Shashikant Iyengar recommends eating mangoes with hung curd to keep the glucose spike low. (Supplied)

Metabolically healthy people can handle fruits much better than those who are metabolically compromised.

“For those with diabetes, PCOS or any such metabolic conditions, fruits are as dangerous as sugar. Being natural doesn’t make them better in this regard,” he added.

Meanwhile, experts said that fruit juices were a big no-no. According to them, fruits contain fibre, which helps to control the spike in blood sugar to some extent, preventing it from rising too quickly.

However, when fruits are made into juices and smoothies, all of this is lost, leaving nothing but sugar water.

“Commercially available fruit juices are worse.
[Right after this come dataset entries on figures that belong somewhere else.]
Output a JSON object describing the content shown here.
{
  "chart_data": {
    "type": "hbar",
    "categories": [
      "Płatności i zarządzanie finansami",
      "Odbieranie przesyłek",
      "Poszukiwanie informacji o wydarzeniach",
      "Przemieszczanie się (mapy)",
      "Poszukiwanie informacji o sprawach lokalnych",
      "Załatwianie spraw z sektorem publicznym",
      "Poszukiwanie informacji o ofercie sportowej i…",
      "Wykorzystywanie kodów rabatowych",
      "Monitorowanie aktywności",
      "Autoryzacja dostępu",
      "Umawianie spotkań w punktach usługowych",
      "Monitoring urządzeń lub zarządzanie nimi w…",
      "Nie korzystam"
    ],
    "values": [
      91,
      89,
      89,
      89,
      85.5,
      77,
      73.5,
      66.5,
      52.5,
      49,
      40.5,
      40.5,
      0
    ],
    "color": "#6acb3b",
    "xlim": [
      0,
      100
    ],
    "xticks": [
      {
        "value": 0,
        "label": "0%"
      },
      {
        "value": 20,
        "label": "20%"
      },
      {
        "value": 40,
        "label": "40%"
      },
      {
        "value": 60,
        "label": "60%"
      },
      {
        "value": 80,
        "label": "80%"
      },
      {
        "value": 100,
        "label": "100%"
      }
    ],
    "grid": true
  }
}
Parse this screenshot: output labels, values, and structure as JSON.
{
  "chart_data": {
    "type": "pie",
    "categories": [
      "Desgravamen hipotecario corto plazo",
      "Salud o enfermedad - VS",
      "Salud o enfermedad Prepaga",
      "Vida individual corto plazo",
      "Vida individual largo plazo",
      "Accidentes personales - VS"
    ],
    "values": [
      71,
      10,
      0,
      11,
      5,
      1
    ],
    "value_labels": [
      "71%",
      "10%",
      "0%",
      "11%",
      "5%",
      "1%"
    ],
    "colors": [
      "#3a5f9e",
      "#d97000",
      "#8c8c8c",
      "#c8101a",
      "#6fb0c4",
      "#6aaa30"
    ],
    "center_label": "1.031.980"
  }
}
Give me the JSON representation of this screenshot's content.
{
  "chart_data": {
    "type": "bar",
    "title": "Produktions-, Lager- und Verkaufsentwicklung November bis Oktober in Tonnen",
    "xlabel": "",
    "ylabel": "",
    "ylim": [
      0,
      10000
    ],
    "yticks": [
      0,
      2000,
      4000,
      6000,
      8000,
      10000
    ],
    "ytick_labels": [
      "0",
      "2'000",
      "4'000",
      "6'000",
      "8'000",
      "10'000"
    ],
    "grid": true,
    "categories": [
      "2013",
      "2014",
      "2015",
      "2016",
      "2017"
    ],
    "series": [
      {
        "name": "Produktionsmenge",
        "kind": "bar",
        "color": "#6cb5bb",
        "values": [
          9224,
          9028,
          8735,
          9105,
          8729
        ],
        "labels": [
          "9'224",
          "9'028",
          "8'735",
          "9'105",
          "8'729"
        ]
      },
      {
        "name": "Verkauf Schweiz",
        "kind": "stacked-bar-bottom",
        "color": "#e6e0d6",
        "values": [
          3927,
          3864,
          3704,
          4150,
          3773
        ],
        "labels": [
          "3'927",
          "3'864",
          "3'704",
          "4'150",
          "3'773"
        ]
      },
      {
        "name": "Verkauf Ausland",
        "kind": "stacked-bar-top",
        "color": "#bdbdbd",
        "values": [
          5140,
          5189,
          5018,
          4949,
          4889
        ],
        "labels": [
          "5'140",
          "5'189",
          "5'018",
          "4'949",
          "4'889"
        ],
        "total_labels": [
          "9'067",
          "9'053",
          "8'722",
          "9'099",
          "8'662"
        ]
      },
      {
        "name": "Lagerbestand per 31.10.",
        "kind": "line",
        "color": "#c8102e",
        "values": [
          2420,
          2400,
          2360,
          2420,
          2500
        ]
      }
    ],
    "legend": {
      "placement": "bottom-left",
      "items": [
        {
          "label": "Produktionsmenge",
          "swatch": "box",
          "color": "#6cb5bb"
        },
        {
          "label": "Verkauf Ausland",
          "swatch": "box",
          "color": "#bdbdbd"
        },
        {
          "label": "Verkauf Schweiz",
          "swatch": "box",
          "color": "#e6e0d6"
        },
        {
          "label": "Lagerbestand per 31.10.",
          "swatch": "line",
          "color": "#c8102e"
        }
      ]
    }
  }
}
Dried fruits can be a villain in disguise, they are like sugar bombs,” said Prabhu.

Glycemic Index of common fruits

Guava – 29
Pear – 33
Apricots – 38
Papaya – 38
Strawberries – 40
Apple – 44
Orange – 45
Custard apple – 54
Dates, dried – 54
Grapes – 54
Banana – 56
Mango – 56
Watermelon – 65
Pineapple – 82

Reference: Atkinson FS, Brand-Miller JC, Foster-Powell K, Buyken AE, Goletzke J. International tables of glycemic index and glycemic load values 2021

Tips for fruit intake

  1. Be mindful of portion size as fruits do contribute to calories
  2. Limit the intake of fruits with high GI such as pineapple, watermelons
  3. Always choose whole fresh fruit over processed or canned fruit as they tend to have higher carbohydrate content.
  4. Limit or avoid fruit juices, as they are devoid of dietary fibre and comes with more added
  5. Spread the intake of fruits throughout the day and have small portions along with
    each meal (breakfast/lunch/dinner)
  6. Low GI fruits can be added to high GI meals to reduce the overall meal’s glycemic response
  7. Low GI fruits can be eaten with meals / or as a snack.